SAT word problems scare you? Me too! Especially once they start talking about distance, work rates, trains leaving stations, etc. Sometimes the SAT likes to throw a particularly challenging word problem towards the end of a section, and this type of question can often involve a concept called “average speed.” Well, I know what “average” means, so this should be easy, right? Unfortunately, “average speed” has nothing to do with the mathematical average, or the mean. This is the formula to know: Average Speed = Total Distance / Total Time.

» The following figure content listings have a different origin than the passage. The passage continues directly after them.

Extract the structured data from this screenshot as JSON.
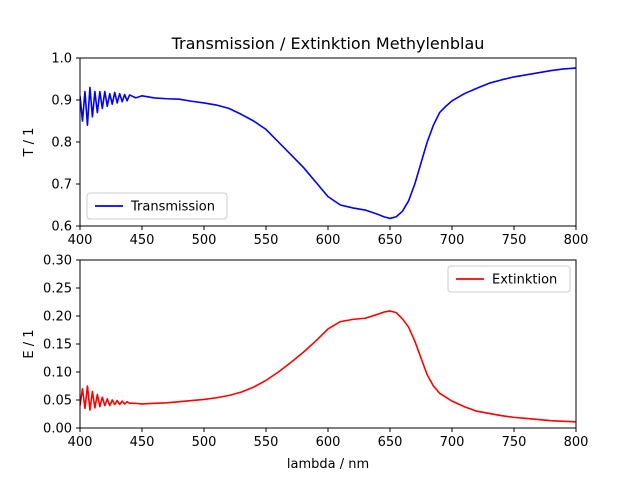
{
  "chart_data": [
    {
      "type": "line",
      "title": "Transmission / Extinktion Methylenblau",
      "xlabel": "",
      "ylabel": "T / 1",
      "xlim": [
        400,
        800
      ],
      "ylim": [
        0.6,
        1.0
      ],
      "xticks": [
        "400",
        "450",
        "500",
        "550",
        "600",
        "650",
        "700",
        "750",
        "800"
      ],
      "yticks": [
        "0.6",
        "0.7",
        "0.8",
        "0.9",
        "1.0"
      ],
      "grid": false,
      "legend_position": "lower-left",
      "series": [
        {
          "name": "Transmission",
          "color": "#0000ff",
          "x": [
            400,
            402,
            404,
            406,
            408,
            410,
            412,
            414,
            416,
            418,
            420,
            422,
            424,
            426,
            428,
            430,
            432,
            434,
            436,
            438,
            440,
            445,
            450,
            460,
            470,
            480,
            490,
            500,
            510,
            520,
            530,
            540,
            550,
            560,
            570,
            580,
            590,
            600,
            610,
            620,
            630,
            640,
            645,
            650,
            655,
            660,
            665,
            670,
            675,
            680,
            685,
            690,
            695,
            700,
            710,
            720,
            730,
            740,
            750,
            760,
            770,
            780,
            790,
            800
          ],
          "y": [
            0.91,
            0.85,
            0.92,
            0.84,
            0.93,
            0.86,
            0.92,
            0.87,
            0.92,
            0.88,
            0.92,
            0.885,
            0.915,
            0.89,
            0.918,
            0.893,
            0.915,
            0.896,
            0.913,
            0.898,
            0.912,
            0.905,
            0.91,
            0.905,
            0.903,
            0.902,
            0.897,
            0.893,
            0.888,
            0.88,
            0.866,
            0.85,
            0.83,
            0.8,
            0.77,
            0.74,
            0.705,
            0.67,
            0.65,
            0.643,
            0.638,
            0.628,
            0.622,
            0.618,
            0.622,
            0.635,
            0.66,
            0.7,
            0.75,
            0.8,
            0.84,
            0.87,
            0.885,
            0.898,
            0.915,
            0.928,
            0.94,
            0.948,
            0.955,
            0.96,
            0.965,
            0.97,
            0.974,
            0.976
          ]
        }
      ]
    },
    {
      "type": "line",
      "title": "",
      "xlabel": "lambda / nm",
      "ylabel": "E / 1",
      "xlim": [
        400,
        800
      ],
      "ylim": [
        0.0,
        0.3
      ],
      "xticks": [
        "400",
        "450",
        "500",
        "550",
        "600",
        "650",
        "700",
        "750",
        "800"
      ],
      "yticks": [
        "0.00",
        "0.05",
        "0.10",
        "0.15",
        "0.20",
        "0.25",
        "0.30"
      ],
      "grid": false,
      "legend_position": "upper-right",
      "series": [
        {
          "name": "Extinktion",
          "color": "#ff0000",
          "x": [
            400,
            402,
            404,
            406,
            408,
            410,
            412,
            414,
            416,
            418,
            420,
            422,
            424,
            426,
            428,
            430,
            432,
            434,
            436,
            438,
            440,
            445,
            450,
            460,
            470,
            480,
            490,
            500,
            510,
            520,
            530,
            540,
            550,
            560,
            570,
            580,
            590,
            600,
            610,
            620,
            630,
            640,
            645,
            650,
            655,
            660,
            665,
            670,
            675,
            680,
            685,
            690,
            695,
            700,
            710,
            720,
            730,
            740,
            750,
            760,
            770,
            780,
            790,
            800
          ],
          "y": [
            0.04,
            0.07,
            0.035,
            0.075,
            0.032,
            0.065,
            0.036,
            0.06,
            0.038,
            0.055,
            0.04,
            0.052,
            0.04,
            0.05,
            0.042,
            0.049,
            0.042,
            0.048,
            0.043,
            0.047,
            0.044,
            0.044,
            0.043,
            0.044,
            0.045,
            0.047,
            0.049,
            0.051,
            0.054,
            0.058,
            0.064,
            0.073,
            0.085,
            0.1,
            0.117,
            0.135,
            0.155,
            0.177,
            0.19,
            0.194,
            0.196,
            0.203,
            0.207,
            0.209,
            0.206,
            0.195,
            0.18,
            0.155,
            0.125,
            0.095,
            0.075,
            0.062,
            0.055,
            0.048,
            0.038,
            0.03,
            0.026,
            0.022,
            0.019,
            0.017,
            0.015,
            0.013,
            0.012,
            0.011
          ]
        }
      ]
    }
  ]
}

If you simply try to apply the “average” formula (take the mean) in these questions, you’ll get them wrong! Let’s say we see a question that goes something like this:
#1. Suzi drove 20 miles to the grocery store going 10 mph. Then she drove 24 miles to the movies to see Skyfall with a friend but only went 8 mph due to heavy traffic. What was her average speed for the whole trip?
A student who forgets that “average speed” is different from the “average” will probably try to solve by adding the speeds and dividing by 2. 10 + 8 / 2 = 18/2 = 9.

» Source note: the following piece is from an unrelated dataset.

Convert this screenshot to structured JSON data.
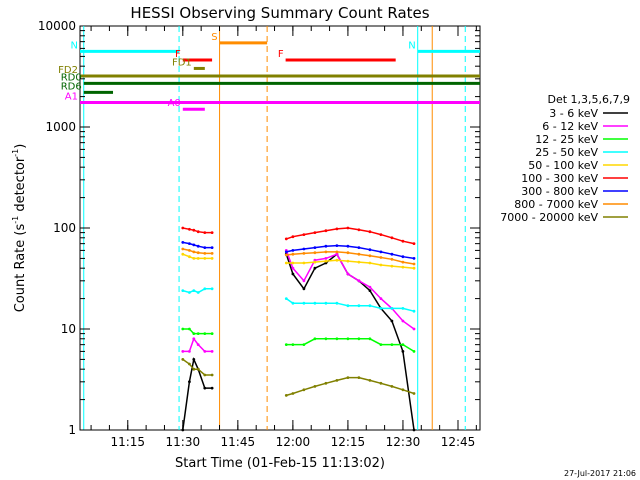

The savvy student plugs in the “average speed” formula. Total distance = 20 + 24 = 44. Total time = 2 hours + 3 hours = 5. The distance divided by the time = 44/5 = 8.8.
The correct answer is (B).
But how did we know the time? Because of the “DIRT” formula: Distance = Rate x Time. If Suzi drives 20 miles going 10mph, it will take her 2 hours to complete that distance. If she drives 24 miles going 8mph, it will take her 3 hours to complete that distance. The total drive time, therefore, is 5 hours. The “average speed” is a weighted average.
Another way students sometimes miss this type of question is taking the Total Rate instead of the Total Time. Don’t ever add the rates! After all, 44/18 = 2.44, which would be a pretty slow speed to drive! The correct answer will make sense in the “real world” too! It makes sense that the average speed for this question would be somewhere between 8mph and 10mph. A little logic can help you quickly eliminate “obviously wrong” answer choices, even if you don’t have time to do the math!
Finally, remember to use the order of difficulty to your advantage within each SAT Math section. Do all of the easier-level questions first, and save the most challenging ones for later. Sometimes using unconventional methods can help you score higher on SAT Math. If work and rate questions intimidate you, circle them and come back once you’ve had a look at the other “harder” end-of-section questions!